Nostalgia. Does it make the world go ’round?

Often it’s disguised as “innovation.”

I like Christina Tosi, and Milk Bar treats are something I wish I could have tried before going gluten- and sugar-free (along with Salt and Straw Ice Cream).

 

But there’s a fundamental difference between Salt and Straw and Milk Bar. Salt and Straw is recreating a common food (ice cream) with interesting flavors. Many other people are doing the same thing, but Salt and Straw is doing it well. Allegedly (having never tasted it).

Milk Bar, on the other hand, is doing some interesting things (I like the “naked cake” idea with the formula for a good balance of cake/texture/filling) but with a patina of nostalgia–the cereal milk, all the cornflakes, the birthday cake flavors. All things that take people of a certain age (Old Millennials, like myself–in their 30s) straight back to their childhoods.

All the comfort of Saturday morning cartoons, bowls of sugary cereal and the box cakes that our moms made for us on our birthdays–but that we’re too sophisticated for now, of course. We’ve moved to The City and identify as Progressive and have left that parochial lifestyle behind (except, of course, when we haven’t).

I think of it as “nostalgia porn,” which first occurred to me while rewatching an episode of Mad Men. It’s the second episode of the entire show, and the setup maybe acts as a thesis for the rest of the series*

As Betty pauses from gossiping to chastise her daughter, our minds leap immediately to the warning we see now on every plastic bag–NOT A TOY! KEEP OUT OF REACH OF CHILDREN! DANGER!

So when Betty prioritizes her clothes over DANGER, we laugh. (Thanks, cognitive dissonance.)

But we also have the opportunity to feel smug. How could Betty love her clothes more than her own child?! What a spoiled bitch! Everybody knows ™ that Sally could DIE playing like that! Look at how safe we keep our children now! And smoking around children??? Quelle horreur! We have come so far! I would never do that!

A show like Mad Men allows us to cast the past in a glamourous light while simultaneously decrying how backward it was. We feel good for “progressing,” and also can pat ourselves on the back for emulating the style (or creating the style, for the older generation.

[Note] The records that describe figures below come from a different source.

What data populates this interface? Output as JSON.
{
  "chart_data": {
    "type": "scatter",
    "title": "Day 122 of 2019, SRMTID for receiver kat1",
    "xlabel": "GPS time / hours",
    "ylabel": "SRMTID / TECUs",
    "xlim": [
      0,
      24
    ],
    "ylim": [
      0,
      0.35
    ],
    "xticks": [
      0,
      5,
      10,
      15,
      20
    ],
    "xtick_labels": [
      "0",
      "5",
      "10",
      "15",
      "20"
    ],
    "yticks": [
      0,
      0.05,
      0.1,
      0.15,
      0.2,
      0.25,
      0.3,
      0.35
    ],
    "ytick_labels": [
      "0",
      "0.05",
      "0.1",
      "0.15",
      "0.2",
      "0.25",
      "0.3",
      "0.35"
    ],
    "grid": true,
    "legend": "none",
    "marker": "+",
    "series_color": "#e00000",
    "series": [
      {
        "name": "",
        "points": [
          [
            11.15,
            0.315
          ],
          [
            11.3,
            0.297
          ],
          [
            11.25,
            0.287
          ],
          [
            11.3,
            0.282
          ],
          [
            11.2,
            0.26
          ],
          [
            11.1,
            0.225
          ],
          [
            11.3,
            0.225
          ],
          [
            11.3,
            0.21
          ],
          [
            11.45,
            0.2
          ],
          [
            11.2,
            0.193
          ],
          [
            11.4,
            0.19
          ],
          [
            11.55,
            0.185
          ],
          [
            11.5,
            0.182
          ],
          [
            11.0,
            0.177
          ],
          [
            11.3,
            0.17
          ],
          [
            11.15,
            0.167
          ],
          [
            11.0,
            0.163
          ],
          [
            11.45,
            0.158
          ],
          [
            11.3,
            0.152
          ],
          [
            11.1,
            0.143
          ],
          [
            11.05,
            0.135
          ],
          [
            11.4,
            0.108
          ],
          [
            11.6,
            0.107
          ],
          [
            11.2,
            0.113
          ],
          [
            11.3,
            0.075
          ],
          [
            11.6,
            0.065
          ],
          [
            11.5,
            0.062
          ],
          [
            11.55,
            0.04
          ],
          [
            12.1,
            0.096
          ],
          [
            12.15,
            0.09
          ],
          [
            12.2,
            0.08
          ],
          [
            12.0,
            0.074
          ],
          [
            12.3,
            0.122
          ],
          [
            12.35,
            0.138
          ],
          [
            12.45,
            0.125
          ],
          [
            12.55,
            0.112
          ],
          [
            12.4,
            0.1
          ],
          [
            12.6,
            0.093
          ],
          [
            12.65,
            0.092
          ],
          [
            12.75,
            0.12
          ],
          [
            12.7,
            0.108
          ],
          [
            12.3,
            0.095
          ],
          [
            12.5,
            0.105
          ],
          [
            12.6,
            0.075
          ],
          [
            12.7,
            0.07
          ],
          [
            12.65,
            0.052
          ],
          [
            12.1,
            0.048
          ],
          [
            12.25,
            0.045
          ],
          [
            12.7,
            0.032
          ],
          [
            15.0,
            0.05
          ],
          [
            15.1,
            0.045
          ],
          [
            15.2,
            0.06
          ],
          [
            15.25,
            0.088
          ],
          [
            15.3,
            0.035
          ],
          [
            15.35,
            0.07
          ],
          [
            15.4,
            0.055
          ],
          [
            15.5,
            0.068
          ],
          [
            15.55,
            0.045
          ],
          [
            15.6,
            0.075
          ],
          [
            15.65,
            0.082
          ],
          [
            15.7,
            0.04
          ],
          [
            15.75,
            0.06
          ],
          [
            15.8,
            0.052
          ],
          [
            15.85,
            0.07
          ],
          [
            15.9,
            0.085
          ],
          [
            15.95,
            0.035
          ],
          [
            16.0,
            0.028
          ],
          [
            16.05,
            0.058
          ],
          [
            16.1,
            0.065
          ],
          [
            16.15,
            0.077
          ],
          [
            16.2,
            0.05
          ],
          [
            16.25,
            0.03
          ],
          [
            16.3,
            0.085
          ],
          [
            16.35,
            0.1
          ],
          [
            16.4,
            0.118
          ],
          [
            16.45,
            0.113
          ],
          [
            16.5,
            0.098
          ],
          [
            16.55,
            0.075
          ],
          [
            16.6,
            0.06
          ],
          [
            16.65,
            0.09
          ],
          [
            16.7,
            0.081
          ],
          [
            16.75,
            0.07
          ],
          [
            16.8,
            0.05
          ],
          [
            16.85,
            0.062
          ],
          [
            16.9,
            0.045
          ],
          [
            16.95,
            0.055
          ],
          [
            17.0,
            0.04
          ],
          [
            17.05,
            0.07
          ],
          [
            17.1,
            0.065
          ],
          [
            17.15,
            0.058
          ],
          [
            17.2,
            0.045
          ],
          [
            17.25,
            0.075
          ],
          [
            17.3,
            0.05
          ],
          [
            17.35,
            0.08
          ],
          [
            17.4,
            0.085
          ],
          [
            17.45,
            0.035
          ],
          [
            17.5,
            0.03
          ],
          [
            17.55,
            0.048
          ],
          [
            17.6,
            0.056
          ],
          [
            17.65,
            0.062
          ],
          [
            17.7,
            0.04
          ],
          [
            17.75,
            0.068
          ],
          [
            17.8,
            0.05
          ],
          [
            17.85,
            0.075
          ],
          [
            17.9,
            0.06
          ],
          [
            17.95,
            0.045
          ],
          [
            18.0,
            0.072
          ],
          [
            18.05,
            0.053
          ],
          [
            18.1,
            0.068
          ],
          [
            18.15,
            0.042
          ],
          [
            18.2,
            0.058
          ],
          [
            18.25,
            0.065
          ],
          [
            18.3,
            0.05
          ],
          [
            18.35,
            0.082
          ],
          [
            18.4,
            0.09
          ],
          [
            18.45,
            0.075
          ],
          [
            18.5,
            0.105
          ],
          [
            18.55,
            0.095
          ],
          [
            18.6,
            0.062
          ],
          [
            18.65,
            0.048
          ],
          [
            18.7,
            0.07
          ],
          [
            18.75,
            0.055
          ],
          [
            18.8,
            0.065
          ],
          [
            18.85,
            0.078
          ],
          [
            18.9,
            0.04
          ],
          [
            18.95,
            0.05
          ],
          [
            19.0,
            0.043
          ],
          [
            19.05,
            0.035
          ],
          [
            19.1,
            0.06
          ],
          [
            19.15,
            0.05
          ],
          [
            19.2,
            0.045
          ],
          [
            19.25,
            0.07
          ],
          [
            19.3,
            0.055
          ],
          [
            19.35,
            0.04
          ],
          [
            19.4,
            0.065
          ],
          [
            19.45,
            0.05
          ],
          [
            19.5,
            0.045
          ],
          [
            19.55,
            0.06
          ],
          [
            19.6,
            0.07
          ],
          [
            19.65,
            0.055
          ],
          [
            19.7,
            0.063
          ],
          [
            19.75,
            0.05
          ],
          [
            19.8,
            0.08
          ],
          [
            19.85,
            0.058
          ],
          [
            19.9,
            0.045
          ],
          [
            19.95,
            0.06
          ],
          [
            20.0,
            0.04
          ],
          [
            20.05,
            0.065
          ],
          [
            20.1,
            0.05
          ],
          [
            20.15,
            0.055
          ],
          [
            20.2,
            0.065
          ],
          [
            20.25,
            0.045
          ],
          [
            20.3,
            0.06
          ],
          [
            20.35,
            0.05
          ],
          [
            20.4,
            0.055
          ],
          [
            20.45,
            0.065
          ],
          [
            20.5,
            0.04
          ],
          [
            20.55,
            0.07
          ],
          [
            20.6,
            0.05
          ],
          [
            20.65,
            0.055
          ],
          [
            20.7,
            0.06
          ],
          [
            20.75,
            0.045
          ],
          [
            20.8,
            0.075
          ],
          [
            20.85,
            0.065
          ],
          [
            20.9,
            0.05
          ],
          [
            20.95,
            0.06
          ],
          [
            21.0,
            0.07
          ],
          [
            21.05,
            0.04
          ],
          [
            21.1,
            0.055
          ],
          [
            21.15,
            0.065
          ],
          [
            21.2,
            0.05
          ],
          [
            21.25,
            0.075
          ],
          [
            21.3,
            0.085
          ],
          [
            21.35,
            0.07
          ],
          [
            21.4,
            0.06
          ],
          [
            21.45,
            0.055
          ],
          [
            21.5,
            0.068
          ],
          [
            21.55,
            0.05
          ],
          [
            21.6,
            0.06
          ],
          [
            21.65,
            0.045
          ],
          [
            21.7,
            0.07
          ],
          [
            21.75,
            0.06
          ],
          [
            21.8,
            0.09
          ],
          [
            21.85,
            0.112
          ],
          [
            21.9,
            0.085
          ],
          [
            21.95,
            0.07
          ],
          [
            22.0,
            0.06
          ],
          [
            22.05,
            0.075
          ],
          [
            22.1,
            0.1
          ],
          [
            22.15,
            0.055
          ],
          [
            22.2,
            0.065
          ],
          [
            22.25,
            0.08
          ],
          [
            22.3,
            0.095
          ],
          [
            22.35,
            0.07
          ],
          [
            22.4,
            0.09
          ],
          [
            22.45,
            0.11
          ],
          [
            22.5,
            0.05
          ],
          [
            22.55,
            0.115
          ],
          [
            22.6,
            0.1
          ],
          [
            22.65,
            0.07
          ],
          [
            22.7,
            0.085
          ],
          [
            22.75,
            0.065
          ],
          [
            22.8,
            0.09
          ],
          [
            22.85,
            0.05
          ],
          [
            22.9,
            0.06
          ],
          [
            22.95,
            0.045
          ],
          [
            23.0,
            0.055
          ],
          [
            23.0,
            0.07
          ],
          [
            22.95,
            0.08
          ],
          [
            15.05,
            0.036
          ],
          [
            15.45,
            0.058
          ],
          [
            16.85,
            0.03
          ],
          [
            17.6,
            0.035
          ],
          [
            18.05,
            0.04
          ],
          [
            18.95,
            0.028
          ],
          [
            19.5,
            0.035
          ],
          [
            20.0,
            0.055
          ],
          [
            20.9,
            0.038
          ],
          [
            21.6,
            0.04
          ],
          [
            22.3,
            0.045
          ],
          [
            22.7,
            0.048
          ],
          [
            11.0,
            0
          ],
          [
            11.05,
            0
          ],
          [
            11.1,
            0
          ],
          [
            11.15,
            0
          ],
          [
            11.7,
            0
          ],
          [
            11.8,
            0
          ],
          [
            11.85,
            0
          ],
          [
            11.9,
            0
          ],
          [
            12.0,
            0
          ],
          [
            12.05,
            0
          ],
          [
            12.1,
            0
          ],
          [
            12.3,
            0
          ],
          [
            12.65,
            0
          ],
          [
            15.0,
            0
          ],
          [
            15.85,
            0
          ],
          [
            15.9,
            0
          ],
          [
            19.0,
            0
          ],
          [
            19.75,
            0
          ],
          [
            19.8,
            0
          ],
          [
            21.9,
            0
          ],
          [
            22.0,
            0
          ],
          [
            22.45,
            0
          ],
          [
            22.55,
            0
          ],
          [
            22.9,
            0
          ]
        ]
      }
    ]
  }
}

That is what I think of Milk Bar, to an extent. We would never think of eating sugary cereal for breakfast anymore (think of the! it would throw off my macros for at least three days! and Lucky Charms aren’t available at Whole Foods anyway!)–but we can indulge in cereal milk on cheat day.

We’re raiding the past to make ourselves feel good while simultaneously also feeling good because we’re more progressive now.

Christina Tosi credits her midwestern roots for much of her inspiration. Her grandmother’s recipes form the basis of many of her most popular offerings like Corn Cookies or Crack Pie.

At the same time, it’s not enough simply to recreate those recipes. They must be deconstructed and reinvented. Rainbow chip birthday cake used to raise the profile of The Rock. Would Christina Tosi’s grandmother vote for The Rock? (I don’t know.)

I could see this being used for good–to wake people up to the fact that many of our core values come from a more wholesome time and place. Perhaps it could be the start of a reawakening.

Considering the way that Coastal Elites view flyover country, I see this as yet another iteration of disdain for American values. Taking the enjoyable core of something and twisting it beyond recognition to fit into their progressive paradigm.

(Let us put aside for a minute the issue of rainbow chip birthday cake being sold to us by the corporate-industrial complex as an easy-but-soulless alternative for delicious, homemade cake, also subverting culture. It’s turtles all the way down, people.)

I think this is intentional in Mad Men. I doubt Christina Tosi is thinking about intentionally subverting midwestern values. Obviously this approach sells well. I personally take the bait–I greatly enjoy Mad Men and would 100% eat at Milk Bar if I could.

We have our cake and eat it too…but at what cost?

 


*Put a fork in that one, I’m going to have to explore it further. Maybe an excuse for a Mad Men rewatch?